I had postponed Kubernetes for a long time because my Docker-based setup already worked. In 2024, I finally migrated core workloads to a small k3s cluster to learn platform operations in a realistic but controlled environment. This article summarizes what I built, what failed, and what actually improved.

Stock photo source: Pexels , image reference: photo 35627339 .
Cluster scope and constraints
I ran a three-node k3s cluster:
- 1 control-plane node,
- 2 worker nodes,
- all on low-power mini PCs.
Constraints were real:
- limited RAM,
- mixed SSD quality,
- home uplink and occasional power interruptions.
That made it a good training ground for resilient design choices.
Why k3s
I chose k3s because:
- install and upgrade path was lighter than full kubeadm for this use case,
- resource overhead was lower,
- operational complexity stayed manageable while still teaching core Kubernetes patterns.
Workload classes I migrated
I moved services in phases:
- stateless web tools,
- internal APIs,
- selected stateful services with backups,
- observability stack.
I delayed databases until I had storage and restore behavior tested.
Namespace and policy structure
I grouped workloads by trust and lifecycle:
platform: ingress, cert-manager, DNS tooling,apps: user-facing services,ops: Prometheus, Grafana, Loki,sandbox: experiments and temporary tests.
I enforced resource requests/limits and quotas early. This prevented one noisy test workload from starving others.
Ingress and certificate flow
I initially used Traefik (bundled with k3s), then standardized ingress rules and cert-manager issuance for cleaner certificate lifecycle.
Example ingress pattern:
apiVersion: networking.k8s.io/v1
kind: Ingress
metadata:
name: docs
namespace: apps
annotations:
cert-manager.io/cluster-issuer: letsencrypt-prod
spec:
ingressClassName: traefik
tls:
- hosts:
- docs.gaborl.hu
secretName: docs-tls
rules:
- host: docs.gaborl.hu
http:
paths:
- path: /
pathType: Prefix
backend:
service:
name: docs
port:
number: 3000
This gave me repeatable routing and certificate management as code.
Storage reality check
Persistent storage was the hardest part. My first attempt used local-path volumes too broadly. It worked until I needed predictable rescheduling after a node issue.
I adjusted by:
- keeping most stateful data pinned to specific nodes intentionally,
- adding clear backup jobs with restore tests,
- documenting which workloads were allowed to be stateful in cluster.

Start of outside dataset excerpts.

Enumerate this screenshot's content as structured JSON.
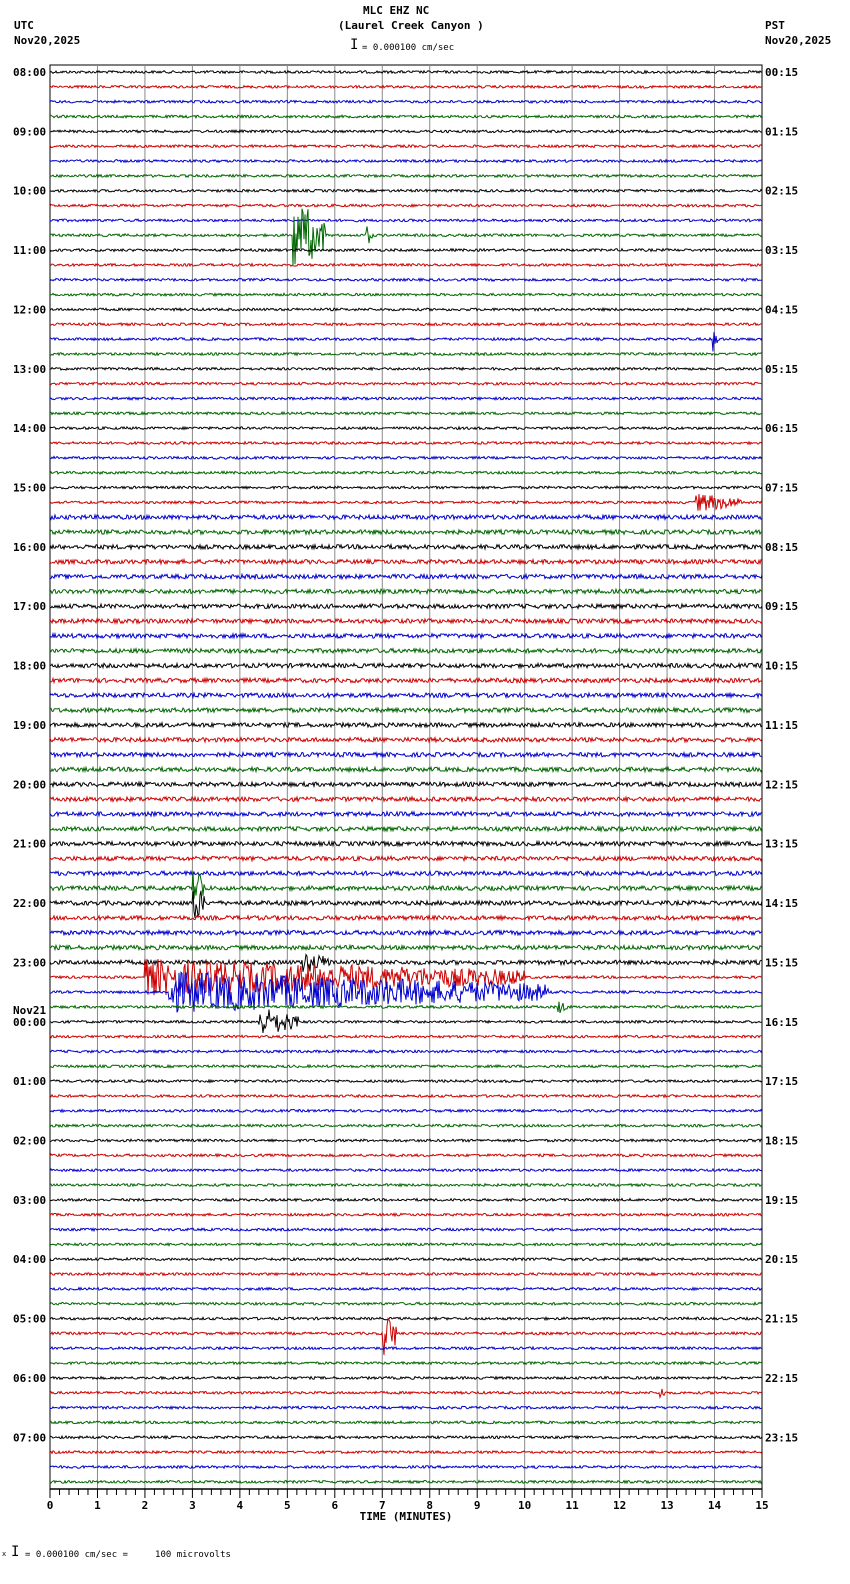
{
  "header": {
    "station": "MLC EHZ NC",
    "site": "(Laurel Creek Canyon )",
    "left_tz": "UTC",
    "left_date": "Nov20,2025",
    "right_tz": "PST",
    "right_date": "Nov20,2025",
    "scale_text": "= 0.000100 cm/sec"
  },
  "footer": {
    "scale_text": "= 0.000100 cm/sec =     100 microvolts",
    "prefix": "x"
  },
  "chart_data": {
    "type": "line",
    "title": "MLC EHZ NC (Laurel Creek Canyon )",
    "xlabel": "TIME (MINUTES)",
    "xlim": [
      0,
      15
    ],
    "xticks": [
      "0",
      "1",
      "2",
      "3",
      "4",
      "5",
      "6",
      "7",
      "8",
      "9",
      "10",
      "11",
      "12",
      "13",
      "14",
      "15"
    ],
    "grid": true,
    "trace_colors": [
      "#000000",
      "#cc0000",
      "#0000cc",
      "#006600"
    ],
    "traces_per_hour": 4,
    "left_hour_labels": [
      "08:00",
      "09:00",
      "10:00",
      "11:00",
      "12:00",
      "13:00",
      "14:00",
      "15:00",
      "16:00",
      "17:00",
      "18:00",
      "19:00",
      "20:00",
      "21:00",
      "22:00",
      "23:00",
      "00:00",
      "01:00",
      "02:00",
      "03:00",
      "04:00",
      "05:00",
      "06:00",
      "07:00"
    ],
    "date_change_label": "Nov21",
    "right_hour_labels": [
      "00:15",
      "01:15",
      "02:15",
      "03:15",
      "04:15",
      "05:15",
      "06:15",
      "07:15",
      "08:15",
      "09:15",
      "10:15",
      "11:15",
      "12:15",
      "13:15",
      "14:15",
      "15:15",
      "16:15",
      "17:15",
      "18:15",
      "19:15",
      "20:15",
      "21:15",
      "22:15",
      "23:15"
    ],
    "noisy_trace_range": [
      30,
      60
    ],
    "events": [
      {
        "trace": 11,
        "start_min": 5.1,
        "end_min": 5.8,
        "amplitude": 5
      },
      {
        "trace": 11,
        "start_min": 6.65,
        "end_min": 6.8,
        "amplitude": 1.5
      },
      {
        "trace": 18,
        "start_min": 13.95,
        "end_min": 14.1,
        "amplitude": 1.8
      },
      {
        "trace": 29,
        "start_min": 13.6,
        "end_min": 14.6,
        "amplitude": 1.3
      },
      {
        "trace": 55,
        "start_min": 3.0,
        "end_min": 3.25,
        "amplitude": 4
      },
      {
        "trace": 56,
        "start_min": 3.0,
        "end_min": 3.25,
        "amplitude": 3
      },
      {
        "trace": 60,
        "start_min": 5.3,
        "end_min": 6.0,
        "amplitude": 1.5
      },
      {
        "trace": 61,
        "start_min": 2.0,
        "end_min": 10.0,
        "amplitude": 2.5
      },
      {
        "trace": 62,
        "start_min": 2.5,
        "end_min": 10.5,
        "amplitude": 2.8
      },
      {
        "trace": 63,
        "start_min": 10.7,
        "end_min": 10.9,
        "amplitude": 1.0
      },
      {
        "trace": 64,
        "start_min": 4.4,
        "end_min": 5.3,
        "amplitude": 2
      },
      {
        "trace": 85,
        "start_min": 7.0,
        "end_min": 7.3,
        "amplitude": 3.5
      },
      {
        "trace": 89,
        "start_min": 12.85,
        "end_min": 12.95,
        "amplitude": 1.0
      }
    ]
  }
}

I avoided pretending the homelab was a cloud-grade storage platform.
GitOps workflow
I moved manifests into Git and applied changes via pull requests + automation.
Benefits I got immediately:
- diffable infra changes,
- easier rollback via git revert,
- fewer “mystery kubectl edits”.
I still used emergency kubectl in incidents, but always reconciled back into Git right after.
Reliability incidents and fixes
Incident 1: node reboot storm
A flaky power strip rebooted two nodes close together. The cluster survived, but a few pods took too long to settle because readiness probes were too optimistic.
Fixes:
- tightened readiness/liveness probes,
- increased startup probe windows for slow apps,
- added staged node reboot procedure.
Incident 2: resource contention
One analytics job consumed too much memory and evicted unrelated pods.
Fixes:
- stricter memory limits,
- dedicated node affinity for bursty jobs,
- alerting on memory pressure before eviction cascades.
Security posture improvements
I made incremental but meaningful security changes:
- disabled default service account usage where unnecessary,
- applied network policies for sensitive namespaces,
- used sealed secrets for environment config,
- rotated tokens and reviewed RBAC monthly.
RBAC drift had been easy to miss before I scheduled periodic reviews.
Backup and restore drills
I scheduled and tested:
- etcd snapshots,
- namespace-level manifest exports,
- volume backups for selected stateful apps.
The restore drills exposed weak assumptions fast. One app came back with stale credentials because I had not versioned its secret rotation process correctly.
Performance and ops outcomes
After two months, I measured these practical outcomes:
- faster repeatable deployment workflows,
- fewer manual ingress mistakes,
- better visibility into resource usage,
- improved confidence when patching host systems.
I did not magically eliminate outages. I reduced ambiguity during outages.
What I would do differently next time
If I rebuilt today, I would:
- establish stricter workload admission rules from day one,
- separate stateful and stateless clusters earlier,
- automate node conformance checks after upgrades,
- define SLOs per service before migration.
Closing perspective
Kubernetes in a homelab was not about hype. It was a structured way to learn platform engineering under constraints. The biggest gain was operational discipline: clear ownership, codified changes, and tested recovery paths.
That discipline carried over to every non-Kubernetes project afterward.